If you have a footer thats ends the div your currently inside, place the below the closing but before the and
Email me if your still stuck, im@chrisbalchin.co.uk
on February 25th, 2009 at 1:39 pm
The best solution would be if we (site owners) all refuse to work around Microsoft’s bug (which they know about and refuse to fix). See how long it takes before they themselves find themselves seeing this bug day in and day out around the web. They’ll soon fix it.
They’ve acknowledged in various MSDN threads that they know about the problem, and it’s their opinion that us web developers “shouldn’t be doing that”. Strange that all other browsers consider it a valid thing to do and are capable of handling it.
They have decided to do something about it in IE8 by the way. Instead of it (almost) crashing the browser, they’re going to throw an exception. If that exception isn’t caught then the user (depending on their settings) may get to see JS error. If it is caught, they’ll see nothing, but also the operation will have failed - which isn’t much better than operation aborted in my opinion.
I’ve tried convincing MS that this should he handled but they remain unconvinced. The only way to change their minds is if we all stop pandering to their bullshit and working around them.

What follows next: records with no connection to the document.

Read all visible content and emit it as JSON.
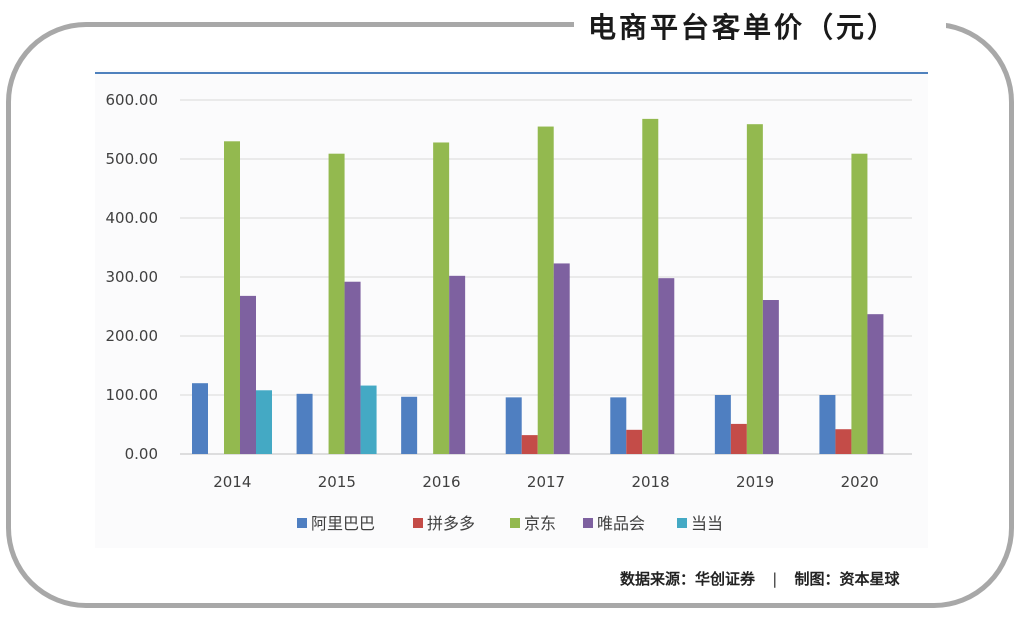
{
  "title": "电商平台客单价（元）",
  "footer": {
    "source": "数据来源：华创证券",
    "separator": "|",
    "made_by": "制图：资本星球"
  },
  "chart_data": {
    "type": "bar",
    "title": "电商平台客单价（元）",
    "xlabel": "",
    "ylabel": "",
    "categories": [
      "2014",
      "2015",
      "2016",
      "2017",
      "2018",
      "2019",
      "2020"
    ],
    "ylim": [
      0,
      600
    ],
    "yticks": [
      "0.00",
      "100.00",
      "200.00",
      "300.00",
      "400.00",
      "500.00",
      "600.00"
    ],
    "grid": true,
    "legend_position": "bottom",
    "series": [
      {
        "name": "阿里巴巴",
        "color": "#4f7fc1",
        "values": [
          120,
          102,
          97,
          96,
          96,
          100,
          100
        ]
      },
      {
        "name": "拼多多",
        "color": "#c44c48",
        "values": [
          null,
          null,
          null,
          32,
          41,
          51,
          42
        ]
      },
      {
        "name": "京东",
        "color": "#93b94f",
        "values": [
          530,
          509,
          528,
          555,
          568,
          559,
          509
        ]
      },
      {
        "name": "唯品会",
        "color": "#7e61a0",
        "values": [
          268,
          292,
          302,
          323,
          298,
          261,
          237
        ]
      },
      {
        "name": "当当",
        "color": "#44a9c4",
        "values": [
          108,
          116,
          null,
          null,
          null,
          null,
          null
        ]
      }
    ]
  }
}
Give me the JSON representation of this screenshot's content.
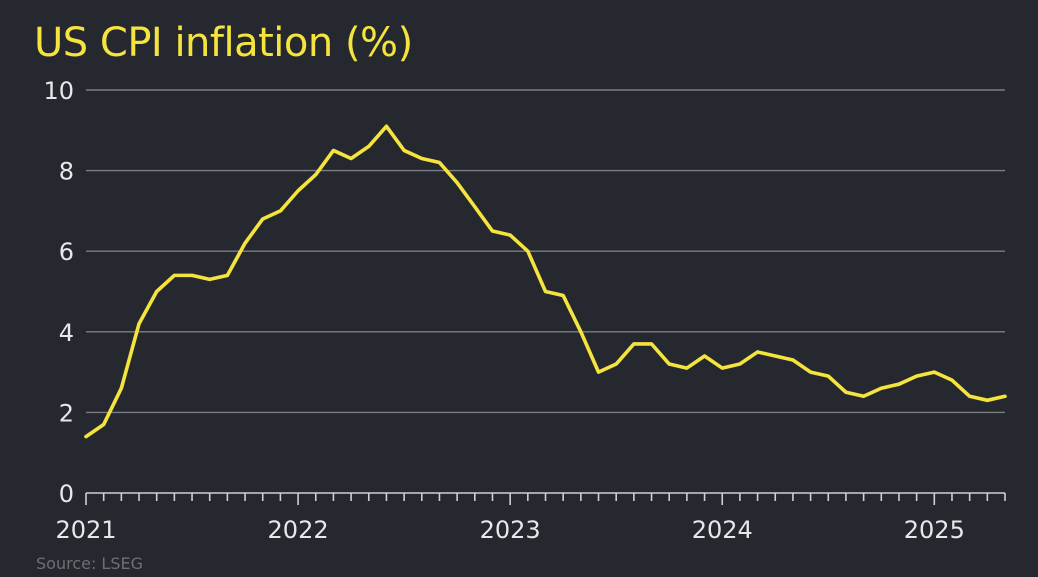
{
  "title": "US CPI inflation (%)",
  "source": "Source: LSEG",
  "colors": {
    "background": "#26282f",
    "line": "#f5e43d",
    "grid": "#7c7e84",
    "text": "#e8e8ea"
  },
  "chart_data": {
    "type": "line",
    "title": "US CPI inflation (%)",
    "xlabel": "",
    "ylabel": "",
    "ylim": [
      0,
      10
    ],
    "yticks": [
      0,
      2,
      4,
      6,
      8,
      10
    ],
    "xticks": [
      "2021",
      "2022",
      "2023",
      "2024",
      "2025"
    ],
    "grid": "horizontal",
    "x_start": "2021-01",
    "x_end": "2025-05",
    "x_frequency": "monthly",
    "series": [
      {
        "x": [
          "2021-01",
          "2021-02",
          "2021-03",
          "2021-04",
          "2021-05",
          "2021-06",
          "2021-07",
          "2021-08",
          "2021-09",
          "2021-10",
          "2021-11",
          "2021-12",
          "2022-01",
          "2022-02",
          "2022-03",
          "2022-04",
          "2022-05",
          "2022-06",
          "2022-07",
          "2022-08",
          "2022-09",
          "2022-10",
          "2022-11",
          "2022-12",
          "2023-01",
          "2023-02",
          "2023-03",
          "2023-04",
          "2023-05",
          "2023-06",
          "2023-07",
          "2023-08",
          "2023-09",
          "2023-10",
          "2023-11",
          "2023-12",
          "2024-01",
          "2024-02",
          "2024-03",
          "2024-04",
          "2024-05",
          "2024-06",
          "2024-07",
          "2024-08",
          "2024-09",
          "2024-10",
          "2024-11",
          "2024-12",
          "2025-01",
          "2025-02",
          "2025-03",
          "2025-04",
          "2025-05"
        ],
        "values": [
          1.4,
          1.7,
          2.6,
          4.2,
          5.0,
          5.4,
          5.4,
          5.3,
          5.4,
          6.2,
          6.8,
          7.0,
          7.5,
          7.9,
          8.5,
          8.3,
          8.6,
          9.1,
          8.5,
          8.3,
          8.2,
          7.7,
          7.1,
          6.5,
          6.4,
          6.0,
          5.0,
          4.9,
          4.0,
          3.0,
          3.2,
          3.7,
          3.7,
          3.2,
          3.1,
          3.4,
          3.1,
          3.2,
          3.5,
          3.4,
          3.3,
          3.0,
          2.9,
          2.5,
          2.4,
          2.6,
          2.7,
          2.9,
          3.0,
          2.8,
          2.4,
          2.3,
          2.4
        ]
      }
    ]
  }
}
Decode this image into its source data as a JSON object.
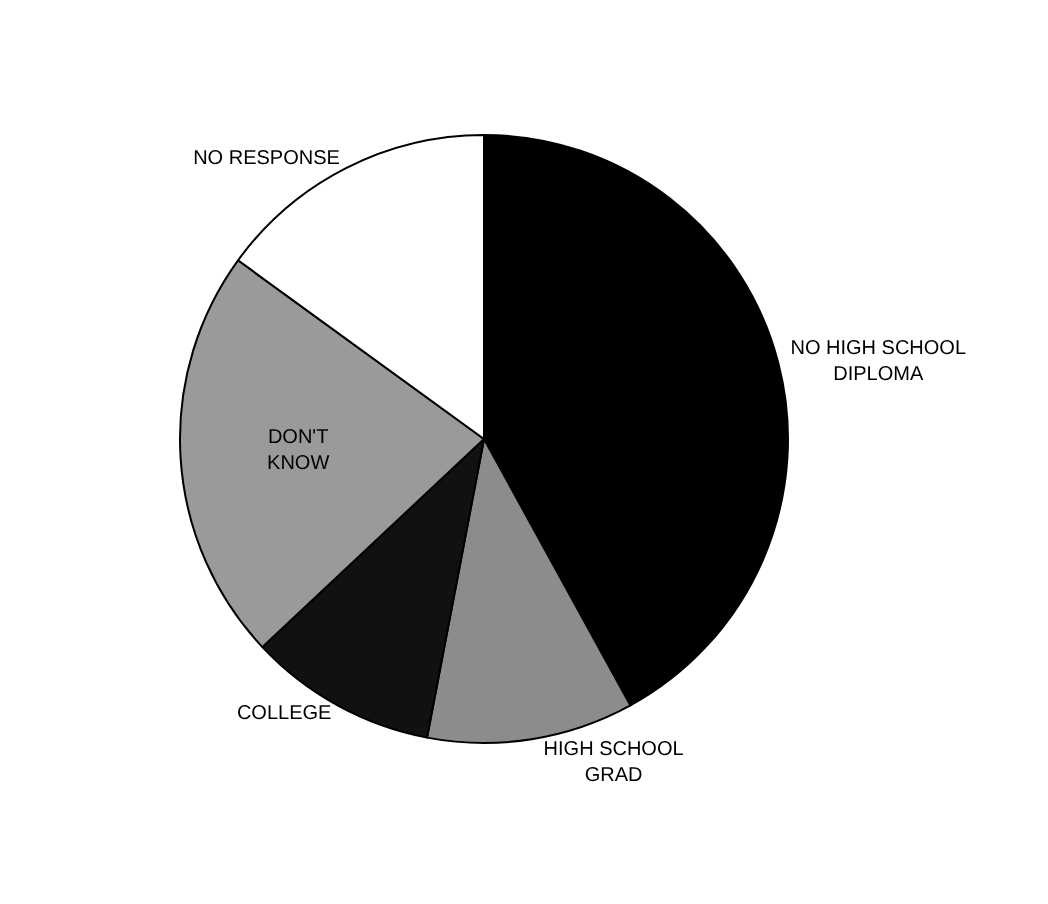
{
  "chart_data": {
    "type": "pie",
    "categories": [
      "NO HIGH SCHOOL\nDIPLOMA",
      "HIGH SCHOOL\nGRAD",
      "COLLEGE",
      "DON'T\nKNOW",
      "NO RESPONSE"
    ],
    "values": [
      42,
      11,
      10,
      22,
      15
    ],
    "colors": [
      "#000000",
      "#8c8c8c",
      "#111111",
      "#9a9a9a",
      "#ffffff"
    ],
    "legend": false
  }
}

on March 3rd, 2009 at 11:12 pm
try set defer=”defer”.
Example:
I hope this helps you
on March 20th, 2009 at 5:15 pm
You’re my hero, man. I’d been tearing my hair out for three hours trying to fix what I thought was a problem with a third-party jQuery plugin I was working with and it was just this.
God bless you, sir. :)
on April 9th, 2009 at 4:19 pm
You’re also -My- hero ! Many hours to search the web and put try-catch or alert() everywhere in my (very long) code.. and as Radical Bender said, it was just this.. I love you as much as I hate IE !
I was Unable to find it, even with visual studio 2005 witch sent me far away from something like this
(plz excuse my poor english)
on April 15th, 2009 at 1:51 am
I’m having the same error with IE 6 and IE 7. But I’m not able to reproduce it regularly. I’m using Dojo toolkits for generating some Bar Charts.There we have something called dojo.addOnLoad which will be called once the markup is ready.
If it’s the problem with script then why am I not able to reproduce it regularly?